All the while, I was trying be supportive to Carol in spite of how she completely betrayed me. Through this all, I had deep conversations with her, encouraged her and pushed her to seek therapy. I also gave her plenty of hell too. I did not sugar coat what I thought of her. Only once did she try to throw it back at me and my righteous fury was so intense, she took it back quickly. No, her screaming matches with her ‘friend’ were not healthy and daring to engage in one with me was not somewhere she ever wants to go, she quickly realized.

So Carol had a comparison here. The person who got what he wanted, who was in such a messed up marriage that his wife forgave him immediately, left Carol to suffer alone and do his job as on top of hers. The man she betrayed, though hurt and quite willing to let her have it, was still there for her. Still guiding her to self improvement and happiness. Her husband was in her corner. She was wrong about Rick and she was wrong about Jack.

Rick was not her support while she suffered in a bad marriage, Rick was the source of the majority of her misery. She’d bring that misery home to her husband. She would push me away as she became convinced that I was the problem. She went from crying on my shoulder about a terrible person to resenting me for not liking the terrible person that was now her friend. He tried to go out with her alone as a ‘friend’ under a flimsy premise and I would be insulted that Carol would even dare ask if she could. “I’ve had it with him! I need to look for a new job!” She’d say one day and the next day, he’d do just enough to keep her from leaving and all the sudden I was the asshole for hating to see my wife suffer from this abuse.

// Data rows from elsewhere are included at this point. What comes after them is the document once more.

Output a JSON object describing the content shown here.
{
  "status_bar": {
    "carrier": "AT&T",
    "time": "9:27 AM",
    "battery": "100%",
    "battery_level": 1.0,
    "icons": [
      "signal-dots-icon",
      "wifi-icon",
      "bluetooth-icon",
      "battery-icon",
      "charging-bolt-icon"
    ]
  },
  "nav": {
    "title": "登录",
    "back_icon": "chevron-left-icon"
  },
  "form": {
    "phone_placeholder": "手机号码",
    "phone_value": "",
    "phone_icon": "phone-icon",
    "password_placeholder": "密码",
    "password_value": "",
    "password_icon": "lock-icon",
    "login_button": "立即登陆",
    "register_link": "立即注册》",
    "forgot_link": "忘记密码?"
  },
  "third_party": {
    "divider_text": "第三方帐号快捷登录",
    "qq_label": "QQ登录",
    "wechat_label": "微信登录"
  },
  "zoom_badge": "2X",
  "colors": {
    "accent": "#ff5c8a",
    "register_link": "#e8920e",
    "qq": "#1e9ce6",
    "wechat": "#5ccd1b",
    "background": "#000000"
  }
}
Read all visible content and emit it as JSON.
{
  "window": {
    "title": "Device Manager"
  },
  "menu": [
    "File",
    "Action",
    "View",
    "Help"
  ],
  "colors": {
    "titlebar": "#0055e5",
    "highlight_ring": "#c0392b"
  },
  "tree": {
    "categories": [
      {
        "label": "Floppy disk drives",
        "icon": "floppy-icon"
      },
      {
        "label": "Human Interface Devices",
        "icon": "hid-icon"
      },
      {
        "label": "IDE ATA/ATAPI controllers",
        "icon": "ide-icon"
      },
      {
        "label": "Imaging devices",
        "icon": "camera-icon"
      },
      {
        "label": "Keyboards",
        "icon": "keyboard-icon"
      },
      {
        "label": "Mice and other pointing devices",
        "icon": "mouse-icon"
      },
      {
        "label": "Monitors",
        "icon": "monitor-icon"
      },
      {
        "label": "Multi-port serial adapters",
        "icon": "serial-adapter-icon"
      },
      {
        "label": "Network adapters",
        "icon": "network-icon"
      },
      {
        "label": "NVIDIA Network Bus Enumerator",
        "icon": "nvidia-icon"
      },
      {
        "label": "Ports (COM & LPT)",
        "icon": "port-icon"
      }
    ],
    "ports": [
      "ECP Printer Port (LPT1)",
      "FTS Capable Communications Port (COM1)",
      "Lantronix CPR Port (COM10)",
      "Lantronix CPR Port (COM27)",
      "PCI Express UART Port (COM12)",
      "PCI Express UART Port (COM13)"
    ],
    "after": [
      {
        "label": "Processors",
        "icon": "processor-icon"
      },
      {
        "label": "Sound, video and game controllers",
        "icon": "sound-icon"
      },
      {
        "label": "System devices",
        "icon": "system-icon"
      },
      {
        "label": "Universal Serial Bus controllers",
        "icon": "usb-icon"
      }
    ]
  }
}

No, I couldn’t get her to see. I’d try to get her to see.

“He’s trying to go on a date with you,” I’d say.

“No, he’s just a friend. Besides, he’s gross.”

“He’s only doing this because you lost it on him and threatened to quit.”

“Well, he’s been doing really good lately. He’s so helpful now.”

“A good friend? This is the guy who ruined your pregnancy by being an incompetent asshole!”

“He did not, you’re exaggerating!”

“I was there! You’ve cried to me about him so many times over the years. You’ve practically had nervous breakdowns while I held you!”

“Well, I don’t tell you about all the times when he’s really nice.”

Without him in her life, she has become a much happier, more confident person. I’ve encouraged her to go to counseling because I was certain she would see, with guidance, that Rick was in fact, the most toxic person in her life. It became clear that the guidance couldn’t come from me, as she just refused to believe when it came from me, her husband. I wonder if Rick feared the idea of her seeing a counselor because he knew the truth too?

The tumor has been removed now but the treatment is not over.

“He’s going to try to gain your sympathy now. Be on your toes, it could get nasty,” I say, thinking about his latest suicide threat, considering that it may have been intended to get Carol’s attention.

“I know, I’m staying as far away as I can under the circumstances,” she says, fully understanding now.

We are hopeful that his parents, seeing just how unstable he has become, will have to remove him from his position. In the meantime, Carol has been looking for other jobs.